You can train PPO and PPO+GRU models on these environments:
- Karel Tasks:
Karel_stair_climber,Karel_maze,Karel_top_off,Karel_four_corner,Karel_harvester - Cartpole Tasks:
Cartpole,CartpoleEasy - Parallel Park:
car - Quad:
Quad,QuadPO
To train models:
python src/scripts/train_ppo.py \
--env_id Karel_stair_climber \
--game_width 12 \
--game_height 12 \
--max_steps 50 \
--num_steps 500 \
--sparse_reward \ # for tasks with sparse reward only
--hidden_size 32 \ # hidden size of the actor
--total_timesteps 2_000_000 \
--num_envs 1 \ # num envs to run in parallel
--num_minibatches 1 \
--ppo_type original \ # set gru if you want to train PPO+GRU
--all_initial_confs \ # only for Karel_stair_climber, Karel_maze, Karel_top_off. for Karel_four_corner and Karel_harvester use --multi_initial_confs
--l1_lambda 0.0 \
--learning_rate 0.001 \
--ent_coef 0.1 \
--clip_coef 0.2 \
--exp_name nam _of_the_experiment
To train 30 seeds in parallel add --multiprocessing.

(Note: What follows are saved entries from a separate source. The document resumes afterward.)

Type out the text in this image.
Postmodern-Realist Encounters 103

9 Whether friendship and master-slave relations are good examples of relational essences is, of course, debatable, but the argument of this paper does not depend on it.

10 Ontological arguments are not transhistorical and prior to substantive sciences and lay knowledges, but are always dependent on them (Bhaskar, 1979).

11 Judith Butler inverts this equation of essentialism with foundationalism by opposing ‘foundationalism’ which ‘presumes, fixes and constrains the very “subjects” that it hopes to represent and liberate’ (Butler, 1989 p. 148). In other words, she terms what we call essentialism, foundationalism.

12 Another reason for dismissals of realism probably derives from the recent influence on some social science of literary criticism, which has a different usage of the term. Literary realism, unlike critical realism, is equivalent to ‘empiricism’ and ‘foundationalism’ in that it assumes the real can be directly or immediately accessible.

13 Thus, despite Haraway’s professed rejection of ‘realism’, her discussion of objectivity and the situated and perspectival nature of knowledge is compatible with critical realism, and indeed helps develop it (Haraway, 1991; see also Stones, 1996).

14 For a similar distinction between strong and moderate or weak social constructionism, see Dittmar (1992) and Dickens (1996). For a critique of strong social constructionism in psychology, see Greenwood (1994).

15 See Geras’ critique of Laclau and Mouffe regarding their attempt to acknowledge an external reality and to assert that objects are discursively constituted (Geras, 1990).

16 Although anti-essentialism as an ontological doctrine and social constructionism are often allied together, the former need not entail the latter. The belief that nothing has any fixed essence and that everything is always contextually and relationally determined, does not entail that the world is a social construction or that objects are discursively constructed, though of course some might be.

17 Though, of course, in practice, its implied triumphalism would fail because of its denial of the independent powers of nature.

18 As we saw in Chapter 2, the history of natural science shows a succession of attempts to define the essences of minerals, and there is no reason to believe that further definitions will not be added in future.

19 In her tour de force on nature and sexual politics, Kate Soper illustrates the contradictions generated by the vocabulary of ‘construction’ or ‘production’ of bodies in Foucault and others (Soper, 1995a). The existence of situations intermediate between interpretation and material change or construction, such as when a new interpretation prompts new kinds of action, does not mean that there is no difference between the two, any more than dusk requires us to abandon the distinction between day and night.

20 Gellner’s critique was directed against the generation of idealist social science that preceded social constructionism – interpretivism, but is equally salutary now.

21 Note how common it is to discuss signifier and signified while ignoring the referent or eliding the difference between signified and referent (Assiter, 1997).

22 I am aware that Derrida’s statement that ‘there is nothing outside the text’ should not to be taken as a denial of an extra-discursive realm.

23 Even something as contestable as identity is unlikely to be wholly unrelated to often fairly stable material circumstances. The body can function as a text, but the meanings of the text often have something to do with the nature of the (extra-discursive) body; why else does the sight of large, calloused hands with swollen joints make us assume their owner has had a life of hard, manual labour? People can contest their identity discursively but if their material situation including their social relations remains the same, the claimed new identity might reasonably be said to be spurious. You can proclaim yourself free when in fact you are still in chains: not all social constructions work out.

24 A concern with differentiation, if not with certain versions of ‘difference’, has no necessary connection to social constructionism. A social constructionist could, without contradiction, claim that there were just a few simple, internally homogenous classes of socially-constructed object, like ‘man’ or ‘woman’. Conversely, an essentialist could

To train the wide maze (in the paper, wide maze is referred to as SparseMaze, but in the implementation, Sparse is used for sparse reward.):
--env_id Karel_maze --wide_maze
Evaluation script for karel tasks:
python src/scripts/evaluate_on_bigger_grid.py \
--task_name stair_climber \
--game_width 12 \ # details of the model you want to load
--game_height 12 \ # details of the model you want to load
--max_steps 100 \ # for evaluation
--sparse_reward \ # details of the model you want to load
--model_seed 0 \ # details of the model you want to load
--karel_seed 9 \ # initial conf seed, for reproducability
--hidden_size 32 \ # details of the model you want to load
--ppo_type original \ # details of the model you want to load
--game_width_eval 12 \ # grid width that you want to test on
--game_height_eval 12 \ # grid height that you want to test on
--learning_rate 0.0001 \ # details of the model you want to load
--ent_coef 0.1 \ # details of the model you want to load
--clip_coef 0.2 \ # details of the model you want to load
--time 1738007119 \ # timestep of the model
--record_video # to record a video of it
You can use evaluate_cartpole.py to evaluate Cartpole tasks, and evaluate_car_quad.py for Parallel park and Quad tasks.